As the losses piled up at the hands of Big 12 Conference opponents, the Colorado Buffaloes volleyball team saw their season fall short of glory. With the season over, one question lingers: What went wrong?
For sophomore outside hitter Becah Fogle, 19, nothing went wrong. There was just something missing.
“Since we didn’t have a deep team, we could have used more girls,” Fogle said. “I wouldn’t necessarily say anything went wrong, we just could have used more players. Before every single game, I was prepared for fighting for a game.”
A season that began with a victory over Valparaiso in straight sets ended with five consecutive defeats. The players attributed their struggles to a lack of depth, citing more athletes were needed.
Freshman outside hitter Kerra Schroeder, a 19-year-old from San Diego, Calif., said lack of players added pressure on the squad.
“We worked hard and improved, every single match we improved,” Schroeder said. “But we will have the same desire. Nothing went wrong, and we improved a lot.”
Colorado lost two players midseason, junior Ellen Henry and sophomore Alex Penewell, due to undisclosed reasons. Their departure may have shaken an already small roster, which Schroeder noted as detrimental.

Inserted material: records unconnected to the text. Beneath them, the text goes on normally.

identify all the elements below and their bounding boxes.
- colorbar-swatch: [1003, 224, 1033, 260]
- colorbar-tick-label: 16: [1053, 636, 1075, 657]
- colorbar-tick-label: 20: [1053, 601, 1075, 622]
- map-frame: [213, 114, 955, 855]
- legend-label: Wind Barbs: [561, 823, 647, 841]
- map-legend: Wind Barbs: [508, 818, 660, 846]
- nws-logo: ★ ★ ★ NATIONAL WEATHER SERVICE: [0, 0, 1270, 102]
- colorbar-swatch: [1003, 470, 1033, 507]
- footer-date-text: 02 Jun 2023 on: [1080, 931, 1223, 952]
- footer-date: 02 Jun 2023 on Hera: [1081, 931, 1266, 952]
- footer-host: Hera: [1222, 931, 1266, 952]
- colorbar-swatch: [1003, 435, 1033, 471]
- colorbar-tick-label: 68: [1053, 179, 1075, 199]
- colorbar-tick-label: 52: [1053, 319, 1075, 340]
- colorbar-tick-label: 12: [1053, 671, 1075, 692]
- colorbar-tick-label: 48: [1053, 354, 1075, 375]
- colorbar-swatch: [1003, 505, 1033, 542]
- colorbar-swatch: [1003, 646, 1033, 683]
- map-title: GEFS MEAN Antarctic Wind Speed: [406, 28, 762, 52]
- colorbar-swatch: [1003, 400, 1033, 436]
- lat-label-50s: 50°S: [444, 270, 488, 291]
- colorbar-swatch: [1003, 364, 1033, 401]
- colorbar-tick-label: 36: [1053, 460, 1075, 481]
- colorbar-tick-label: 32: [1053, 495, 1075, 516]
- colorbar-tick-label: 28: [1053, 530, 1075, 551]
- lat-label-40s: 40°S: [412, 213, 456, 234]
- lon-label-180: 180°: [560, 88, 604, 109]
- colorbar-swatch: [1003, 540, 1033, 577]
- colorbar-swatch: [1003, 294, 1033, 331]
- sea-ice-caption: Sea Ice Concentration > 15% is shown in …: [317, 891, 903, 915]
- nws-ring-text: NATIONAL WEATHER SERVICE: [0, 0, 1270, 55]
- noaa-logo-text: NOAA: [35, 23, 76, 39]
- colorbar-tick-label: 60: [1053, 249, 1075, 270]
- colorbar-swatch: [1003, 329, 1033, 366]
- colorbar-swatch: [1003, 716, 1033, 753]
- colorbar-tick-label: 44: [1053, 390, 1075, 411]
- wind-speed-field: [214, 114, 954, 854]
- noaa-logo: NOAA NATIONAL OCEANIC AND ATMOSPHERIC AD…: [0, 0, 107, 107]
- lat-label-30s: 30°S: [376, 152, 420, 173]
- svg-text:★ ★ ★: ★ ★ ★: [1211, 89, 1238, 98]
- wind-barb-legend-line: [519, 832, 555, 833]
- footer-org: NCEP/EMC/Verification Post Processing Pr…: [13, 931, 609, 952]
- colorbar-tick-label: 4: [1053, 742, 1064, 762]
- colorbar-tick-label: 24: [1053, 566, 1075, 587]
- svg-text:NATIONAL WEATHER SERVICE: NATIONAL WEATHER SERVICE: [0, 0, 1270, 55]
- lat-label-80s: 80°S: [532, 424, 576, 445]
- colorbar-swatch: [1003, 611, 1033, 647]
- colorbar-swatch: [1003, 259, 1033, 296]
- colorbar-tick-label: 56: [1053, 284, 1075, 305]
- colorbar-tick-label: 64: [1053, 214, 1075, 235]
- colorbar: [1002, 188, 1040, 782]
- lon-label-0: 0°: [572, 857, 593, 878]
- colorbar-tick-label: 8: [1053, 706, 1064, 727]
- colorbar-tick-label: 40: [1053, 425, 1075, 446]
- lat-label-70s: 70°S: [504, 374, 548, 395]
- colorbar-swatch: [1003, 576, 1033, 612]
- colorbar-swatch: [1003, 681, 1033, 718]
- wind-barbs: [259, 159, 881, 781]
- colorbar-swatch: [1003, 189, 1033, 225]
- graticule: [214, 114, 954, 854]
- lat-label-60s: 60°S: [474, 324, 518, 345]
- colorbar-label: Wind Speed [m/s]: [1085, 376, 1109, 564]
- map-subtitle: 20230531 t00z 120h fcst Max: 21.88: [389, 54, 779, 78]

“By the end of the last match, we had only a few girls,” Schroeder said. “We had players that were injured pretty bad. If you are practicing two hours a day, your body wears out.”
Fogle said she and her teammates learned perseverance as they navigated through the tough season, despite the shortage of players on the roster.
“I think with such a few number of girls we made it through the season fighting hard,” Fogle said. “We got what we wanted out if it in terms of knowing how to compete at a collegiate level.”
Winning only two games in the Big 12, the Buffs ended their season 7-22, which barely steered them away from tying the two worst seasons in school history. In the program’s first year in 1986 and in 2007, CU won just six games.
The five non-conference wins came from three different tournaments, two of which were outside of Colorado. At the Yale Invitational in New Haven, Conn., the Buffs won the first two games for their only two-game winning streak of the season before falling in three sets to the host school.
Outside hitter Rosie Steinhaus, 20, said inexperience may have played a role.
“It was a rebuilding year, we were very young,” Steinhaus said.
Another factor was the new coaching staff. Head coach Liz Kritza arrived in Boulder in spring 2009 after a successful stint at Tulane, a success she was eager to transfer to the Buffs.
Steinhaus said Kritza wants the squad to aim high, and she is hopeful the incoming recruits will do just that.
“She wants a championship program,” Steinhaus said. “It’s hard to see from our record how hard we are working. But [with] the students coming in, we will be able to prove our hard work.”
The 2010 recruiting class includes Elizabeth Reid, an English woman who is training to participate in the 2012 Olympic Games with the British National Team in her native London.
Reid’s talent, in addition to the six other recruits Kritza added, may benefit CU’s depth chart.
As for Steinhaus, who said she will most likely return next year, optimism remains in her conscious.
“It’s hard to say what next year will bring,” Steinhaus said.”[The team will] just keep working on it, and bring some more wins next year, and keep the progress that we made this year. We can’t lose that.”